Katherine Shepherd, MD1, George Obeng, MD1, Justin T.. Kupec, MD1, William Hsueh, MD2 1West Virginia University, Morgantown, WV; 2Adventist Health Physician Network, Visalia, CA
Introduction: Histoplasmosis capsulatum is a dimorphic fungus present in the soil of the Midwest and commonly considered endemic near the Mississippi and Ohio River regions. However, studies of soil environments suggest there may be a wider geographical area across the United States suitable for growth. Symptoms of histoplasmosis can be mild in immunocompetent patients and can present with disseminated infections affecting multiple organ systems in immunocompromised patients.
Case Description/Methods: A 29-year-old male with no significant past medical history or recent travel presented to a hospital in San Joaquin Valley, California with refractory nausea and vomiting, chronic diarrhea, and weight loss. He was hypotensive, tachycardic, and had a protuberant abdomen without rigidity or rebound tenderness on exam.
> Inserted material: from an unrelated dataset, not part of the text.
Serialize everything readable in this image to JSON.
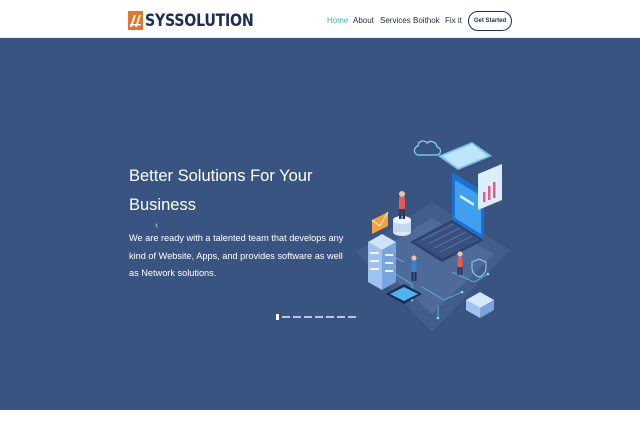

Initial workup revealed mild microcytic anemia, normal white blood cell count, positive human immunodeficiency virus (HIV) screen with a viral load of 700,000/mL, and a CD4 count of 1 cells/mm3. Imaging was significant for gastric and duodenal distention with concerns of duodenal stenosis in addition to prominent central mesenteric and retroperitoneal lymphadenopathy. An upper endoscopy was performed which found an 8 mm polypoid lesion located at the gastro-esophageal junction (GEJ) and significant edematous duodenitis as well as scattered erythematous lesions in the duodenum. Biopsies taken of the GEJ lesion and site of duodenal stenosis revealed innumerable small, round yeast cells consistent with H. capsulatum. The patient was started on amphotericin B as well as highly active antiretroviral therapy.
Discussion: Gastrointestinal (GI) involvement is common in patients with disseminated disease, but symptoms are rare. GI involvement with histoplasmosis most commonly occurs in the colon and terminal ileum. The duodenum is seldomly described in the literature as a location of histoplasmosis. Only one other case of histoplasmosis causing gastric outlet obstruction to our knowledge has been reported, and the mechanism is through a pancreatic cyst. This case contributes to the existing literature by describing a clinically symptomatic case with the affected duodenum being the driver of gastric outlet syndrome. We propose histoplasmosis should be considered as a potential fungal infection in a wider geographical region than previously thought and that histoplasmosis should remain on the differential when a patient presents with gastric outlet syndrome.
Figure: Figure 1: Endoscopic image showing edematous duodenitis with stenosis (a) and multiple, round erythematous lesions in the duodenum (b).
Disclosures:
Katherine Shepherd indicated no relevant financial relationships.
George Obeng indicated no relevant financial relationships.
Justin Kupec indicated no relevant financial relationships.
William Hsueh indicated no relevant financial relationships.
Katherine Shepherd, MD1, George Obeng, MD1, Justin T.. Kupec, MD1, William Hsueh, MD2. P1582 - Gastric Outlet Obstruction Caused by Histoplasmosis in a Non-Endemic Region, ACG 2024 Annual Scientific Meeting Abstracts. Philadelphia, PA: American College of Gastroenterology.